Recently, I’ve noticed something quietly amusing (and a little sobering): I’m starting to be the oldest person in the meeting room. According to some of my older friends, this is just the beginning. It will only become more obvious as the years go by—well, of course, unless I miraculously stop aging, which doesn’t seem likely!
This awareness of my own years has coincided with a pattern I see in our training rooms every week. Whether I’m speaking with CEOs or frontline managers, the questions are strikingly similar:
- “Jaquie, how do I relate to the younger people? They don’t approach work the way we do.”
- “Jaquie, how do I connect with the boomers, we don’t value the same things at work ..and they see the world so differently.”
The frustration is real. And the desire to “get it right” is heartfelt. I get it… I see that these questions are mostly coming from a good place, people are genuinely curious about different ways of working and communicating so they can work more effectively.
When am I asked these questions in the moment my intuition kicks in (coz I’m not a generational expert) and I simply say; what if you are asking the wrong question?
We talk a lot about Gen X, Millennials, and Gen Z—how they prefer to communicate, what they expect from their leaders, how they deliver service, and how they behave as customers. And yes, there are some clear differences.
The most common ‘differences’ we hear are:
Younger employees often prefer brevity and immediacy: a quick message over a meeting, digital tools over face-to-face discussions. More seasoned team members lean on experience, value structure, and appreciate richer human interaction over endless notifications. From a customer perspective, Gen Z will happily transact in a chatbot, while Boomers may want a warm voice at the end of the phone.
Regardless of if these insights are true or not…when the focus is solely on differences, we risk entrenching them. We reinforce the idea that connection is hard and that understanding each other is a hurdle to overcome. What if we paused and flipped the lens?
Instead of asking, “How do I relate to people different from me?” what if we asked, “How do I relate to another human being in front of me?”

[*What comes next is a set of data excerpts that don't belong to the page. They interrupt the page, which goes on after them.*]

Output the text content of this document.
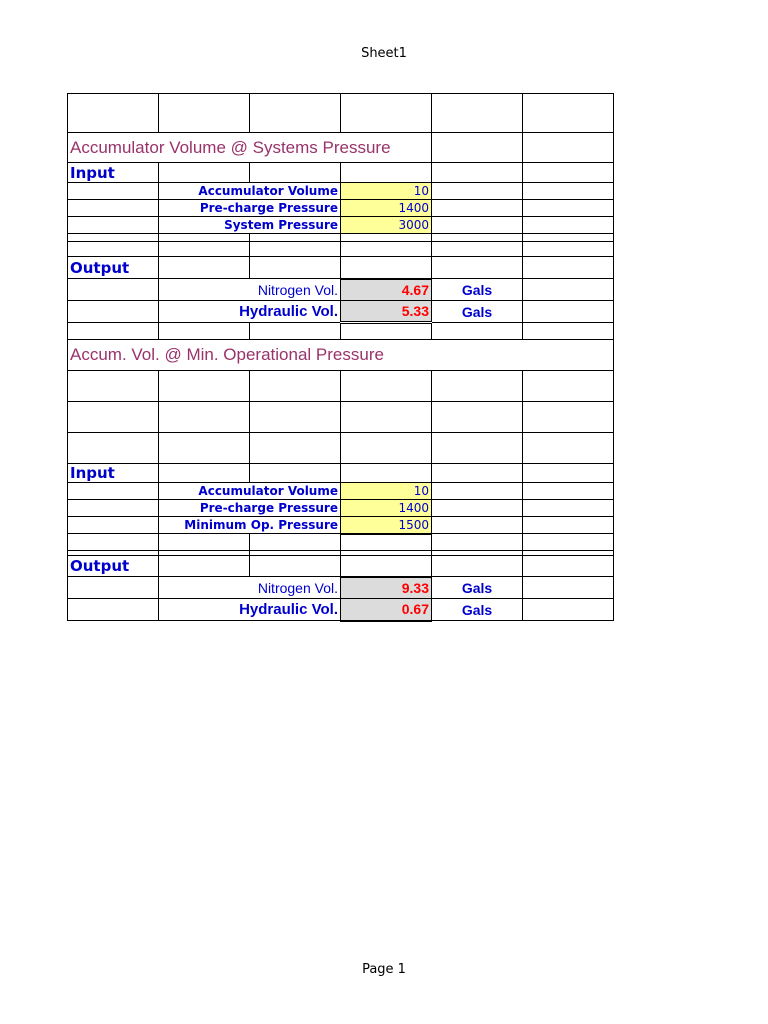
Sheet1

Accumulator Volume @ Systems Pressure					
Input					
	Accumulator Volume		10		
	Pre-charge Pressure		1400		
	System Pressure		3000		

Output					
	Nitrogen Vol.		4.67	Gals	
	Hydraulic Vol.		5.33	Gals	

Accum. Vol. @ Min. Operational Pressure					

Input					
	Accumulator Volume		10		
	Pre-charge Pressure		1400		
	Minimum Op. Pressure		1500		

Output					
	Nitrogen Vol.		9.33	Gals	
	Hydraulic Vol.		0.67	Gals	
Page 1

I’ve just finished reading Dear Monsters by Helena Zikova, which explores exactly this tension. One line in particular stayed with me:
“Learning from the older (and younger) generations is what is expected to make us stronger as leaders and as people. You are human. Humans are flawed, but can also take deliberate action to correct their mistakes. What we can do against bias is raise awareness and take determined steps to smash it.”
That resonated deeply, because here’s one of the vulnerable things I want to admit in this blog: I’m noticing the bias I have. I’m noticing the assumptions I make about others. And, if I’m honest, I’m also noticing the thoughts that quietly assume the bias others might have about me.
So maybe the real work isn’t about perfectly understanding each generation. Maybe it’s simply about acknowledging our shared humanness—imperfect, evolving, and willing to try again.
The question I keep coming back to is this:
Are we asking questions that separate us—or ones that bring us back to our shared humanity?